Ryan Duncan What topic related to Christianity, faith, and the Bible is trending online and in social media today?
- 2015 Apr 14
Everyone dreams of finding that “special someone” they can share their life with. That yearning for intimacy has been the driving force behind countless books, films, and a legion of other art forms. However, as much as we like to romanticize the process, the reality is all relationships take work. For the average person, dating can be a frustrating and difficult exercise. For Christians, it can be even worse.
As Christians, we know that marriage is sacred, and that knowledge informs the way we build our relationships. We believe sex should be saved until after marriage, and that a specific code of conduct should be followed while dating. But who decides what that code of conduct entails? A recent entry at the Tribeca Film Festival asks that very question, by documenting an Evangelical alternative to modern dating: Courtship. Under Courtship, all relational decisions are handled by a third party, usually the girl’s father.
While reviewing the film for The Daily Beast, Lizzie Crocker writes,
“In the film those experiences are mined through Kelly Boggas, the Wright’s former babysitter and ‘spiritual daughter,’ who has been living with the family for seven years and hopes to find her husband through courtship...Courtship gives her a sense of security.

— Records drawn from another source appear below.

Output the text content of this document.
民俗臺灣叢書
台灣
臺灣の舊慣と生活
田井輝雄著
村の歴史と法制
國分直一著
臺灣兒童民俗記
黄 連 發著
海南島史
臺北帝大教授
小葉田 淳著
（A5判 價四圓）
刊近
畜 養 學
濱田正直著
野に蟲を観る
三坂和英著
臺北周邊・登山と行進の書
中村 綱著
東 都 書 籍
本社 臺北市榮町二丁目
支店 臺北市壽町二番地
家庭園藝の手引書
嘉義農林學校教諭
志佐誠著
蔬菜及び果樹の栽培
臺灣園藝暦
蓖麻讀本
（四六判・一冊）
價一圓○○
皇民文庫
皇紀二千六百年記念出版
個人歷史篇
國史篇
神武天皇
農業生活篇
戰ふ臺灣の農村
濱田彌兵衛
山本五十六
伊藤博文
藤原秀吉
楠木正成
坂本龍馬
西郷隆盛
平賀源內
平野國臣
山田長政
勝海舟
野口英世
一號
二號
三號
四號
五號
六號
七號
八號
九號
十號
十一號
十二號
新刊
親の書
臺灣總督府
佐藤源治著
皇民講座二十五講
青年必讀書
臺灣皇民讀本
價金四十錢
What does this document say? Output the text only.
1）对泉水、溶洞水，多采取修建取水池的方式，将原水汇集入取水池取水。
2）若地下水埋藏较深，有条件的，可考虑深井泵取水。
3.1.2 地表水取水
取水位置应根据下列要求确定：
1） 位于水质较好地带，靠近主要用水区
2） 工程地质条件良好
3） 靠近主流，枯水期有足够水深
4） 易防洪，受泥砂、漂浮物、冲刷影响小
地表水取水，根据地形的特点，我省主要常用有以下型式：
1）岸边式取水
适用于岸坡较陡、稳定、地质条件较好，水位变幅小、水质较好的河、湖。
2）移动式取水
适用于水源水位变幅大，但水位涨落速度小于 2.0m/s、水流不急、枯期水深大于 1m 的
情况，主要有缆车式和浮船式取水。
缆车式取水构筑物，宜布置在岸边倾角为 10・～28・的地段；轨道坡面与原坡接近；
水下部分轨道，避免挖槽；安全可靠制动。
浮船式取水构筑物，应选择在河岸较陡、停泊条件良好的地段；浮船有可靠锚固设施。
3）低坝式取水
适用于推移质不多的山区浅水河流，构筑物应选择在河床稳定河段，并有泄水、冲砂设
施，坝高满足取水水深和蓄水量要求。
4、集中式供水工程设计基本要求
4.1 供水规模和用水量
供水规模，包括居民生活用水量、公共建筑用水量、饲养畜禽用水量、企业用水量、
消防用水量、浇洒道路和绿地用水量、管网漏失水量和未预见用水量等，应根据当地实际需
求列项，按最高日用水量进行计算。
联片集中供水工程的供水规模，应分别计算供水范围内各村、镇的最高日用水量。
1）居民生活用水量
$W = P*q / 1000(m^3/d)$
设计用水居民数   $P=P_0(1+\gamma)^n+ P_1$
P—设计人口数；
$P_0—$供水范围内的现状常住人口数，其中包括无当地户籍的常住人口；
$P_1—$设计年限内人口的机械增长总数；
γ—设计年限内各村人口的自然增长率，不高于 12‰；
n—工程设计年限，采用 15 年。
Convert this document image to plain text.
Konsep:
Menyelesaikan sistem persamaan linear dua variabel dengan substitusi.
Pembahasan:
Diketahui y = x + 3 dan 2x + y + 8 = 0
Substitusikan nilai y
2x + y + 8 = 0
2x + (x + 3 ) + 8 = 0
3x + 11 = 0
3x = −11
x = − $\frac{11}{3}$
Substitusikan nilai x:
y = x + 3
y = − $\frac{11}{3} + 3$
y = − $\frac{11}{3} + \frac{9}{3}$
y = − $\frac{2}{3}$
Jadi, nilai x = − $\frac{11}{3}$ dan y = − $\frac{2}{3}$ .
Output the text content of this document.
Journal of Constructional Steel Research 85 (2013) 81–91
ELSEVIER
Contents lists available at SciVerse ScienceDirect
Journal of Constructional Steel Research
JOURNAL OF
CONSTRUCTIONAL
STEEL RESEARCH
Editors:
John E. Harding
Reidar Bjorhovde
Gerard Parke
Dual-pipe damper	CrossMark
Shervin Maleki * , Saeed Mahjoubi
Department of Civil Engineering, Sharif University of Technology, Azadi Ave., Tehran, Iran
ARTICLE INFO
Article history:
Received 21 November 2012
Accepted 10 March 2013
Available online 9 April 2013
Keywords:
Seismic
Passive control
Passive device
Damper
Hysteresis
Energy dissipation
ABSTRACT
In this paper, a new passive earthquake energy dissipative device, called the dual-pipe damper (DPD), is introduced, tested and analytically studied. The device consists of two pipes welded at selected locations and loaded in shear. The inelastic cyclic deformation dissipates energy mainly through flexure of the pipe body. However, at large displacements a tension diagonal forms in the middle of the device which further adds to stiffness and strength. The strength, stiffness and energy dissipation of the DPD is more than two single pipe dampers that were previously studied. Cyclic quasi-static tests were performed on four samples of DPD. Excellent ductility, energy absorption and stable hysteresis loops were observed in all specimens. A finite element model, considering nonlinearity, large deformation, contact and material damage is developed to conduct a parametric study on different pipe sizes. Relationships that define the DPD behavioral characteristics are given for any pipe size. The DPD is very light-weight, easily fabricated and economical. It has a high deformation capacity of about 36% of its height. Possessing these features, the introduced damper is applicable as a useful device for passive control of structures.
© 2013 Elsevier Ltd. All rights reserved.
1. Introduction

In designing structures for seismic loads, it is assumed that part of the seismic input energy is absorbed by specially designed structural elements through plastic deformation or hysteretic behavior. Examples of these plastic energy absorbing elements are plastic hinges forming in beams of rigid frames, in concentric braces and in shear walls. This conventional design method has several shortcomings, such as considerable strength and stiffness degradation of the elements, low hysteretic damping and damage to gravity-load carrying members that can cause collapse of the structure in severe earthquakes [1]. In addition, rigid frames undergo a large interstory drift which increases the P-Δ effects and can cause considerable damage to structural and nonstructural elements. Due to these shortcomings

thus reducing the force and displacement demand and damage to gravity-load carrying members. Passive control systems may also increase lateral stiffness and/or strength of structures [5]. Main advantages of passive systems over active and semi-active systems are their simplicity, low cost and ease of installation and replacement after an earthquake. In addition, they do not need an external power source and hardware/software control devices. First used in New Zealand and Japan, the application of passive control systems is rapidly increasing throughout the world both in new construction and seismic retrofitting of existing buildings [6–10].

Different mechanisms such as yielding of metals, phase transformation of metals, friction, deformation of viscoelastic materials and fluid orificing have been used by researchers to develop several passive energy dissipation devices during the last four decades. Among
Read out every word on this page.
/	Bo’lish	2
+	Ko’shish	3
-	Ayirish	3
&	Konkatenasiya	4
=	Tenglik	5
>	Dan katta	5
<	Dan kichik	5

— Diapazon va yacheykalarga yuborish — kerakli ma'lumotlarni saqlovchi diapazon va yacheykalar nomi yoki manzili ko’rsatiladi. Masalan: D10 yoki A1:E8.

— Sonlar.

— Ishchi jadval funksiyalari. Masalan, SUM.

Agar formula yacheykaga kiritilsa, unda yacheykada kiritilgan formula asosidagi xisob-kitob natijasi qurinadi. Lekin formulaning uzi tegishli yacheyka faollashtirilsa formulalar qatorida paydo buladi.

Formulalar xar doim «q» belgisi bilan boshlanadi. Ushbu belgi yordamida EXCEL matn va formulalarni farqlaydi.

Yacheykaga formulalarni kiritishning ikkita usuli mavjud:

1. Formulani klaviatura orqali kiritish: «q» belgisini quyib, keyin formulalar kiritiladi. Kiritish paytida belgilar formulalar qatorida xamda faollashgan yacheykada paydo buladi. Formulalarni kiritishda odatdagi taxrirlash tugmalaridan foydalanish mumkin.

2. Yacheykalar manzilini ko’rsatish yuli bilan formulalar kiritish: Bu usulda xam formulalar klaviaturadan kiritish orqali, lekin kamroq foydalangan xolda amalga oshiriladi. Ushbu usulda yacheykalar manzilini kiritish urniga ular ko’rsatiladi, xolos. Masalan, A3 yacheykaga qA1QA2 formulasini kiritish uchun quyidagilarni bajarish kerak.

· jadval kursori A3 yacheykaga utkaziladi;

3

As Kelly’s spiritual father, Ron has made it his duty to oversee her courtship.
“He goes on dates for her and interviews potential partners, asking pointed questions about their religious and political views: ‘Do you ever watch Glenn Beck? Would you be comfortable with a homosexual elder that wasn’t practicing?’ The film follows Kelly’s courtship with a young man named Ross, who, like the Wrights’ daughters, was homeschooled and raised to find a wife through courtship.”
As the review progresses, we get small glimpses into Ross and Kelly’s budding relationship. On paper, the two seem almost a perfect match, but after several disagreements on theological views, the relationship quietly ends. The readers are then treated to a brief flash-forward,
“Today, three years after the film was made, Kelly still lives with the Wrights, and Ron is still keeping an eye open for her husband. But he hasn’t overseen any courtships since Ross. Kelly doesn’t mind that she has no autonomy when it comes to her romantic life. ‘It removes some of the burden to know that someone else is looking out for me,’ she tells me.”
In the end, the only thing any Christian really wants is to honor God. We want to glorify Him in every aspect of our life, including how we date. It’s painful when we sin, or make a mistake, and those who practice Courtship see it as a way of getting to marriage while avoiding potential pitfalls along the way. At the risk of editorializing though, I’m not sure I would agree. Love can only be real if it’s personal, that’s why God gave us free will in the first place.
Relationships can be terrifying. They’re filled with uncertainty, and all kinds of conflicting emotions, but that’s the point. We have to be willing to accept the risks that go along with love, to take responsibility and work for a marriage that’s both fulfilling and God-honoring. You cannot put that burden on someone else, because love is the burden.
What about you? What’s your opinion of Courtship?